Of Principalities and Powers: Thoughts on the Anniversary of the Investiture

Informal photograph of John Jenkins as an army officer

John Jenkins as an army officer | Source

1st July marks the anniversary of the investiture of Prince Charles as Prince of Wales in Caernarfon Castle in 1969.

The event, though popular in Wales, was widely opposed by Welsh nationalists, for whom it symbolised England’s rights of conquest over Wales, and Wales’s lack of self-determination. Those who campaigned against the investiture included Dafydd Elis-Thomas, later leader of Plaid Cymru from 1984 to 1989, and Dafydd Iwan, chairman of Cymdeithas yr Iaith, whose song, ‘Carlo,’ satirised the event.

The investiture also ended Welsh nationalism’s brief experiment with armed revolt. The Free Wales Army’s plan to storm the castle with air support from the IRA was foiled when a letter outlining the plan was cunningly intercepted during transit through the Royal Mail, and its leaders, including Julian Cayo Evans and Dennis Coslett, were imprisoned for firearms offences on the day of the investiture. A number of bombs were placed by members of Mudiad Amddiffyn Cymru with the intention of disrupting the ceremony, though only one, placed in a local policeman’s garden, went off as intended. Another exploded prematurely, killing two members of MAC, the so-called Abergele Martyrs. Their leader, John Barnard Jenkins, was arrested in November 1969, largely on the testimony of a fellow operative’s girlfriend, who was driven to a secret rendezvous on their way to a date.

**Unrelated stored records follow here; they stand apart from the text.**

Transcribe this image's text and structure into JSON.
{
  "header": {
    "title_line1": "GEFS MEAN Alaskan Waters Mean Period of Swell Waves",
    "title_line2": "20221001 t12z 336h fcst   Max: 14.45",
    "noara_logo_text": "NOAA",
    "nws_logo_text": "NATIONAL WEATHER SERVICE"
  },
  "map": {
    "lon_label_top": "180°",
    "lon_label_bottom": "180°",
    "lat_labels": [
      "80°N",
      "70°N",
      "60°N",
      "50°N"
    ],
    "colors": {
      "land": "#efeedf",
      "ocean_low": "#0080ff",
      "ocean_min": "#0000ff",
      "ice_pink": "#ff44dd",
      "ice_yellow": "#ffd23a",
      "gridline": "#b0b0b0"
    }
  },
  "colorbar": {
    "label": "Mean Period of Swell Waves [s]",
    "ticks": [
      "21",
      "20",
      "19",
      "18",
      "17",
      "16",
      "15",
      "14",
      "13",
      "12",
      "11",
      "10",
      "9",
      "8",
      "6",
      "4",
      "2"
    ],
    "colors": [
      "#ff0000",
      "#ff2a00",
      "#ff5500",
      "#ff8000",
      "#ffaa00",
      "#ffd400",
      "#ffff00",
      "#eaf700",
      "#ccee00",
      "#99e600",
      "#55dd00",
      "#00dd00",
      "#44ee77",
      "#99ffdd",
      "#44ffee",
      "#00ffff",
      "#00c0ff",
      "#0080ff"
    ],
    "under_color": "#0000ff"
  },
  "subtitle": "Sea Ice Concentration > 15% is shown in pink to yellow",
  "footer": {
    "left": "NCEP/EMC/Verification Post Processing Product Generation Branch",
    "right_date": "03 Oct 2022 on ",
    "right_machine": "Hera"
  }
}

John Jenkins subsequently claimed that as a non-commissioned officer in the British Army, he could have approached Prince Charles with a loaded firearm, had he wished, and could have found volunteers for a suicide mission,1 thus apparently discrediting any notion that MAC’s intention was to shed blood: the explosions were intended as a symbol of Welsh national resistance to English rule, just as the pomp that accompanied the investure was a symbol of the power of the British state. Even so, Gwynfor Evans remarks in his book, Fighting for Wales, that all attempts at armed revolt against English rule have failed, and that those movements which survived the 1960s were those that stayed close to the principles of pacifism and civil disobedience embraced by Plaid Cymru at its foundation,2 and while Ned Thomas dismisses the ‘pious lie’ that political violence is counterproductive, he condemns it nonetheless for the ‘moral corruption’ it brings to a moral movement.3

In 2018 the Welsh government gave somewhat furtive consent to a plan to rename the second Severn crossing as the Prince of Wales Bridge to commemorate the investiture. Despite widespread opposition to what still seemed a slur, and a petition which was signed by 30,000 people in a country of just 3 million, a subdued ceremony4 was attended by the prince on 2nd July 2018, with little advanced publicity and few invitations to the press. What the British state once did openly by popular consent it continues to do by stealth in the face of democratic opposition, incapable of imagining5 any way to treat us, it seems, but as an obedient ‘principality’ in their failing yet belligerent English empire:6 an empire bitterly divided, yet screaming its unity, fearful of the future, yet boastful of the past, rushing in an unreasoning fury towards the means of its dissolution.


  1. ‘Prince Charles ‘could have been killed’ during Caernarfon investiture.’ Nation Cymru, 19th June 2019. 

  2. Gwynfor Evans, Fighting For Wales. Talybont: Lolfa, 1991. 

  3. Ned Thomas, The Welsh Extremist. Talybont: Lolfa, 1973. 

  4. David James, ‘There was a ceremony to formally name the Prince of Wales Bridge but they didn’t publicise it.’ Wales Online, 2nd July 2018. 

  5. Richard Wyn Jones, ‘England’s idea of unionism is not shared in the rest of UK.’ Irish Times, 21st March 2017. 

  6. Michael Hechter, Internal Colonialism: The Celtic Fringe in British National Development, 1536-1966. London: Routledge & Keegan Paul, 1975.